Le discours prononcé par Claude Lévi-Strauss le jour de ses 90 ans

Avec l’allongement de l’espérance de vie en France, il n’est plus rare d’avoir à entourer un aïeul franchissant le cap de ses 90 ans. Claude Lévi-Strauss est mort à 100 ans en 2009. En 1999, il avait improvisé une allocution à l’occasion d’une cérémonie amicale organisée au Collège de France pour fêter ses 90 ans.
Lisez ci-après ce discours bouleversant et remarquable, témoignage de son extrême lucidité. Je retiens pour ma part que la souffrance d’avoir à prendre acte de la dégradation de ses facultés physiques est, un temps, apaisée par la présence des amis réunis autour de lui.
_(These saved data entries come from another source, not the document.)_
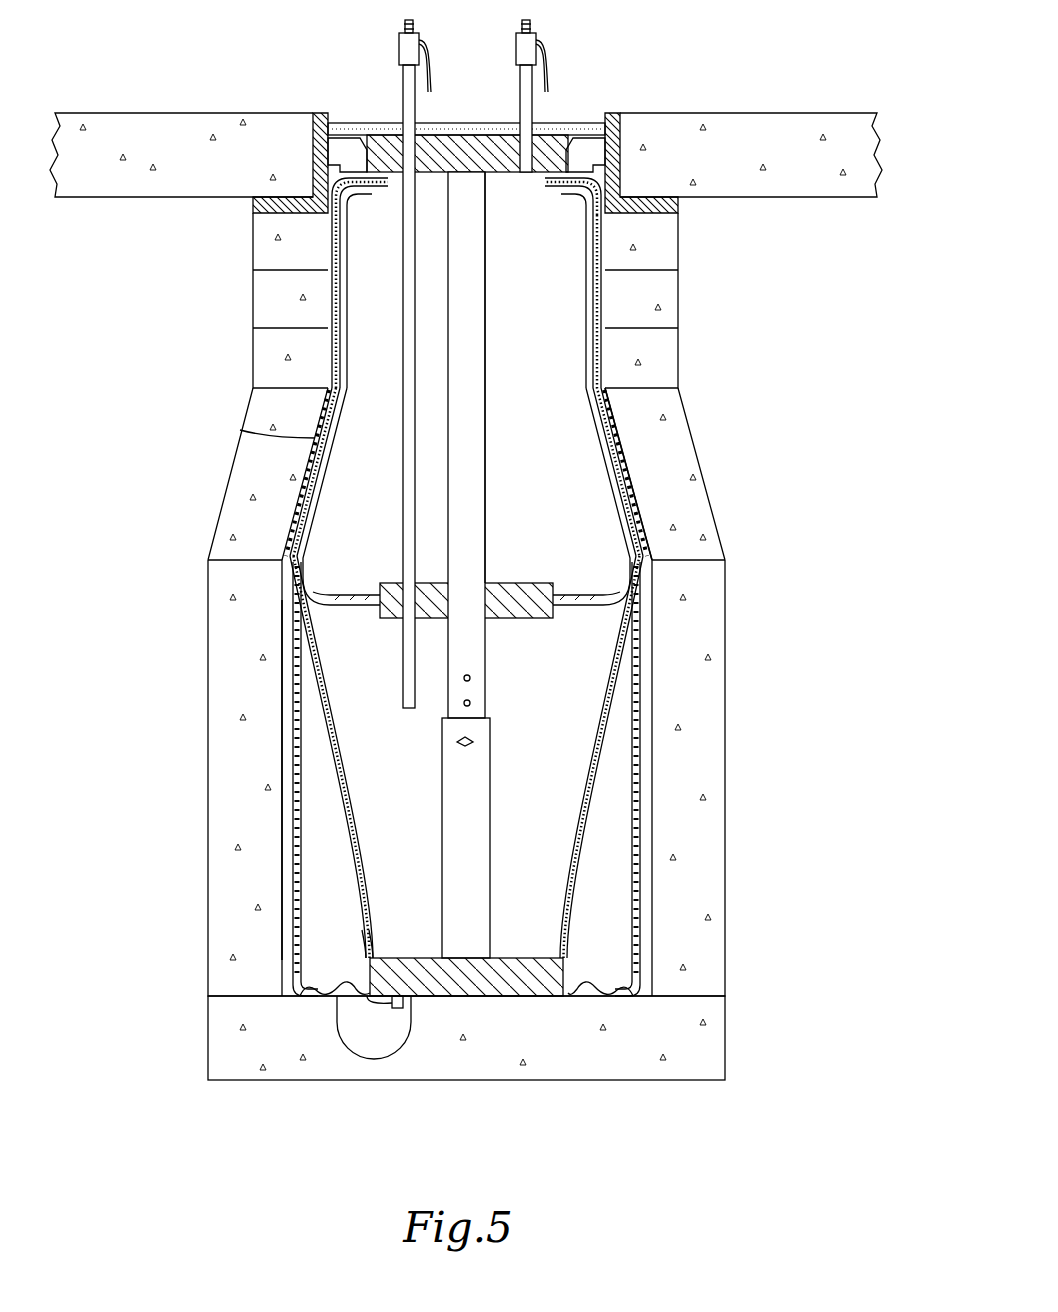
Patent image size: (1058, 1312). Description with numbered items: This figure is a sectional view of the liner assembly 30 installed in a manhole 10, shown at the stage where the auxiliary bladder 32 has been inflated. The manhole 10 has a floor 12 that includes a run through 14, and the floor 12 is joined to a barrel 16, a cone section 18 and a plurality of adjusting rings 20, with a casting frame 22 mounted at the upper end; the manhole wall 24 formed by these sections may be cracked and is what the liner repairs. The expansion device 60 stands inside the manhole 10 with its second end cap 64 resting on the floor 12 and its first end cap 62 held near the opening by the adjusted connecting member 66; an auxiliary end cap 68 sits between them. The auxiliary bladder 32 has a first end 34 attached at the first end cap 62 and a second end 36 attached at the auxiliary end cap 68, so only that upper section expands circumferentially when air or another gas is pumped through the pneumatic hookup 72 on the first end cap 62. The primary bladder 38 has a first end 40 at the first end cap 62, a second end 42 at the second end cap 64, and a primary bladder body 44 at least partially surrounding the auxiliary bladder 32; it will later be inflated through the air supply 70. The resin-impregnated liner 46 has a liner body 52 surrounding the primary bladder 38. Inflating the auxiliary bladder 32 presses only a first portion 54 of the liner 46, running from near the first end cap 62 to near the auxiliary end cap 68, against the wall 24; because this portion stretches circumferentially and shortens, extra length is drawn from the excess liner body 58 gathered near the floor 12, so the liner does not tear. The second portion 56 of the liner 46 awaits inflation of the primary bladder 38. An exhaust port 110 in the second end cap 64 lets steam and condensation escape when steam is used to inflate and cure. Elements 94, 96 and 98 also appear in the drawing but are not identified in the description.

The manhole 10 is at (704, 50).
The floor 12 is at (717, 1043).
The run through 14 is at (372, 1045).
The barrel 16 is at (720, 726).
The cone section 18 is at (700, 505).
The adjusting rings 20 is at (660, 356).
The casting frame 22 is at (612, 118).
The manhole wall 24 is at (284, 868).
The liner assembly 30 is at (437, 116).
The auxiliary bladder 32 is at (586, 381).
The first end of the auxiliary bladder 34 is at (542, 190).
The second end of the auxiliary bladder 36 is at (568, 605).
The primary bladder 38 is at (581, 783).
The first end of the primary bladder 40 is at (392, 192).
The second end of the primary bladder 42 is at (375, 958).
The primary bladder body 44 is at (313, 688).
The liner 46 is at (300, 800).
The liner body 52 is at (632, 938).
The first portion of the liner 54 is at (620, 440).
The second portion of the liner 56 is at (301, 912).
The excess liner body 58 is at (578, 988).
The expansion device 60 is at (493, 441).
The first end cap 62 is at (390, 133).
The second end cap 64 is at (500, 968).
The connecting member 66 is at (486, 303).
The auxiliary end cap 68 is at (490, 592).
The air supply 70 is at (403, 512).
The pneumatic hookup 72 is at (399, 52).
The holes 94 is at (471, 703).
The flow marker 96 is at (474, 742).
The lower tube 98 is at (455, 835).
The exhaust port 110 is at (364, 988).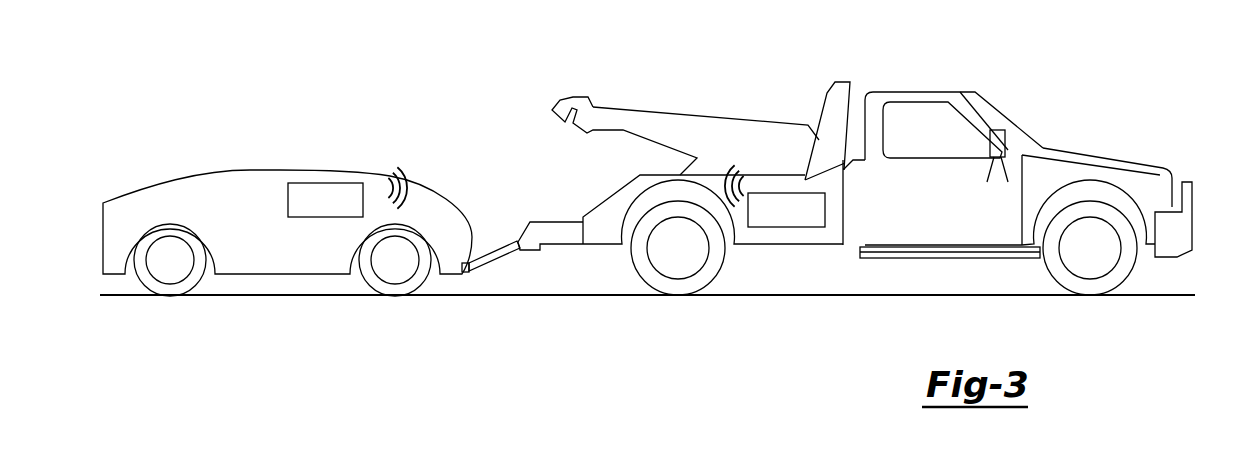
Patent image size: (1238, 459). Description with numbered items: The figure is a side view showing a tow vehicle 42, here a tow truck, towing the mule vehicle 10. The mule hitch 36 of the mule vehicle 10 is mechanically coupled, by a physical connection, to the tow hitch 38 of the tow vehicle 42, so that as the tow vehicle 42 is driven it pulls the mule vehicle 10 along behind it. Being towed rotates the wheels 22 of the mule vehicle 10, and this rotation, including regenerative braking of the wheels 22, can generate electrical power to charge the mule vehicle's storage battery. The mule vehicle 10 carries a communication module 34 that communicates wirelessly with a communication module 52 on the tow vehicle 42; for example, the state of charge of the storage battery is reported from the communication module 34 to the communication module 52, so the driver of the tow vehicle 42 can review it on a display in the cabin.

The mule vehicle 10 is at (287, 226).
The wheels 22 is at (350, 289).
The communication module 34 is at (327, 183).
The mule hitch 36 is at (464, 272).
The tow hitch 38 is at (500, 266).
The tow vehicle 42 is at (872, 174).
The communication module 52 is at (785, 193).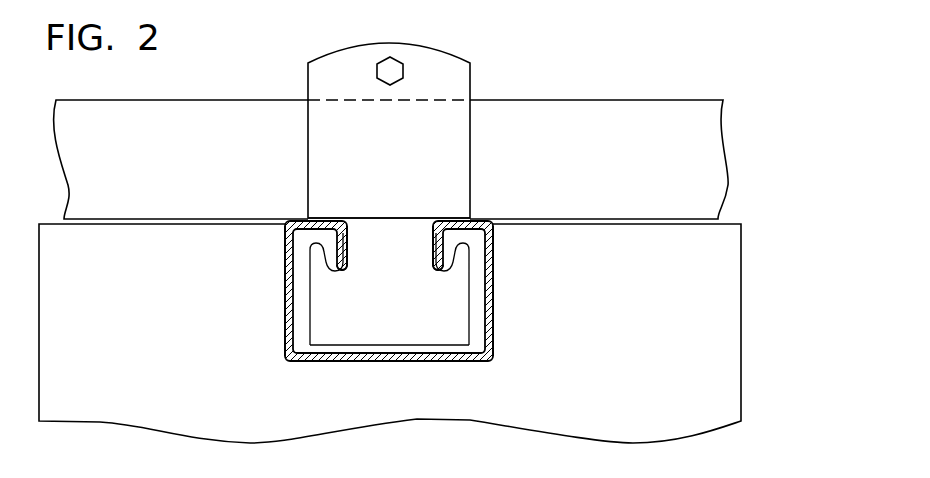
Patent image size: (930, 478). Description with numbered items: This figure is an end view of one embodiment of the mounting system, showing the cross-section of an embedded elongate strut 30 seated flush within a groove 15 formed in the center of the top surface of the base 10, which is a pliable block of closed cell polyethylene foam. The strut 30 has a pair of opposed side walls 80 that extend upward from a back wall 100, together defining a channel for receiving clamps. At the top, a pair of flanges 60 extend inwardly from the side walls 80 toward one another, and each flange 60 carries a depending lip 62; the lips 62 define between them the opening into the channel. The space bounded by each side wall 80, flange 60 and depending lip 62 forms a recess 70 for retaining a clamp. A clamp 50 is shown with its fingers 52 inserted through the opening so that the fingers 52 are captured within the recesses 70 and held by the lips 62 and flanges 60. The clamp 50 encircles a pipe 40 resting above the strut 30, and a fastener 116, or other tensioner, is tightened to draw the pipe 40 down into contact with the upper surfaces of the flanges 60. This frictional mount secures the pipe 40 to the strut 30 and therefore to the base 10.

The base 10 is at (742, 290).
The groove 15 is at (480, 356).
The elongate strut 30 is at (494, 246).
The pipe 40 is at (664, 108).
The clamp 50 is at (450, 61).
The fingers 52 is at (312, 258).
The flanges 60 is at (442, 221).
The depending lip 62 is at (440, 258).
The recess 70 is at (445, 243).
The side walls 80 is at (315, 295).
The back wall 100 is at (390, 350).
The fastener 116 is at (388, 57).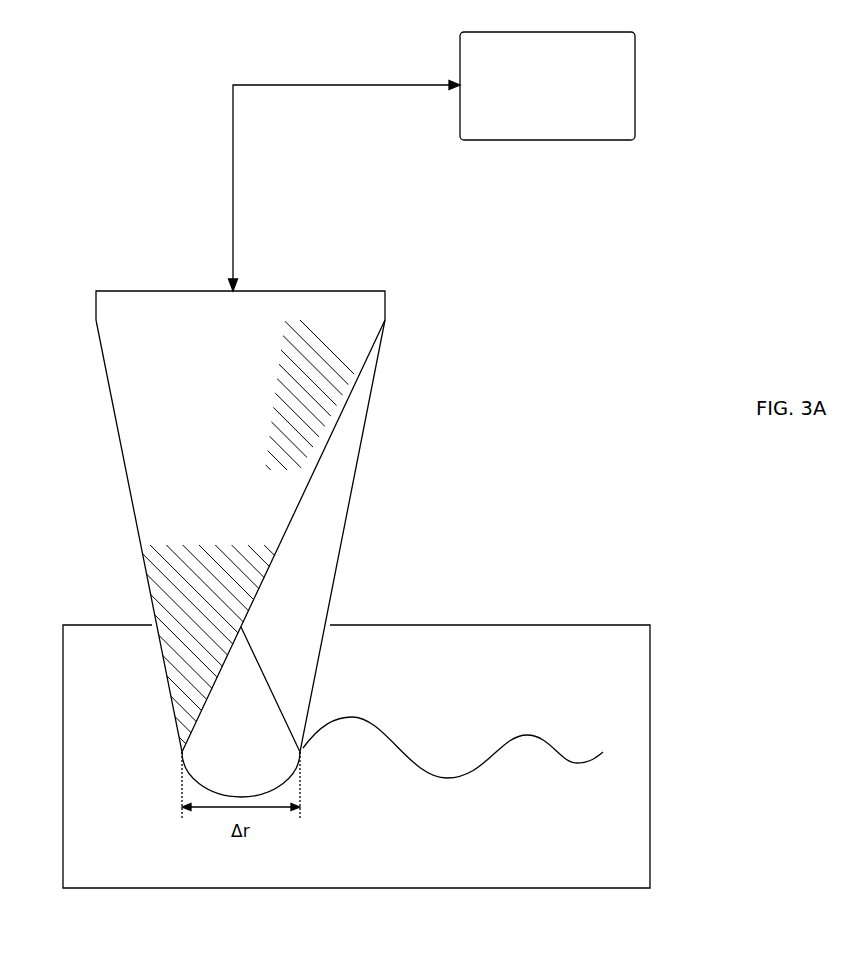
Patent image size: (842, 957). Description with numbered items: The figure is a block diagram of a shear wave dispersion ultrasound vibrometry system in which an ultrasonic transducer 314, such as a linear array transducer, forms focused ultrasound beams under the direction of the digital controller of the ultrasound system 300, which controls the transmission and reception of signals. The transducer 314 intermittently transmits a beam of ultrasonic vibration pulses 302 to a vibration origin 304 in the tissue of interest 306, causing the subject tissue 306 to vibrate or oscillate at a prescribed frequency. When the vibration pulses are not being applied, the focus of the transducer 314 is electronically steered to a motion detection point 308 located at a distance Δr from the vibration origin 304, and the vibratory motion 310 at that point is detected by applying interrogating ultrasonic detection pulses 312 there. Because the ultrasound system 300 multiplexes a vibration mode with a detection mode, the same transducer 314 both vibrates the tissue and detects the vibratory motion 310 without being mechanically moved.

The ultrasound system 300 is at (548, 140).
The beam of ultrasonic vibration pulses 302 is at (137, 535).
The vibration origin 304 is at (182, 752).
The tissue of interest 306 is at (589, 860).
The motion detection point 308 is at (300, 751).
The vibratory motion 310 is at (527, 728).
The interrogating ultrasonic detection pulses 312 is at (363, 430).
The ultrasonic transducer 314 is at (157, 290).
« Montaigne dit que la vieillesse nous diminue chaque jour et nous entame de telle sorte que, quand la mort survient, elle n’emporte plus qu’un quart d’homme ou un demi-homme. Montaigne est mort à 59 ans et ne pouvait sans doute avoir idée de l’extrême vieillesse où je me trouve aujourd’hui.

Dans ce grand âge que je pensais pas atteindre et qui constitue une des plus curieuses surprises de mon existence, j’ai le sentiment d’être comme un hologramme brisé. Cet hologramme ne possède plus son unité entière et, cependant, comme dans tout hologramme, chaque partie restante conserve une image et une représentation complète du tout. Ainsi y a-t-il aujourd’hui pour moi un moi réel, qui n’est plus que le quart ou la moitié d’un homme, et un moi virtuel, qui conserve encore vive une idée du tout. Le moi virtuel dresse un projet de livre, commence à en organiser les chapitres et dit au moi réel : « C’est à toi de continuer ». Et le moi réel, qui ne peut plus, dit au moi virtuel : « C’est ton affaire. C’est toi seul qui vois la totalité ».

Ma vie se déroule à présent dans ce dialogue très étrange. Je vous suis très reconnaissant d’avoir pour quelques instants, grâce à votre présence aujourd’hui et votre amitié, fait cesser ce dialogue en permettant à ces deux moi de coïncider de nouveau.

Je sais bien que le moi réel continue de fondre jusqu’à la dissolution ultime, mais je vous suis reconnaissant de m’avoir tendu la main, me donnant ainsi le sentiment, pour un instant, qu’il en est autrement. »

Reconstitué de mémoire par Roger-Pol Droit et publié dans Le monde le 28/11/2008.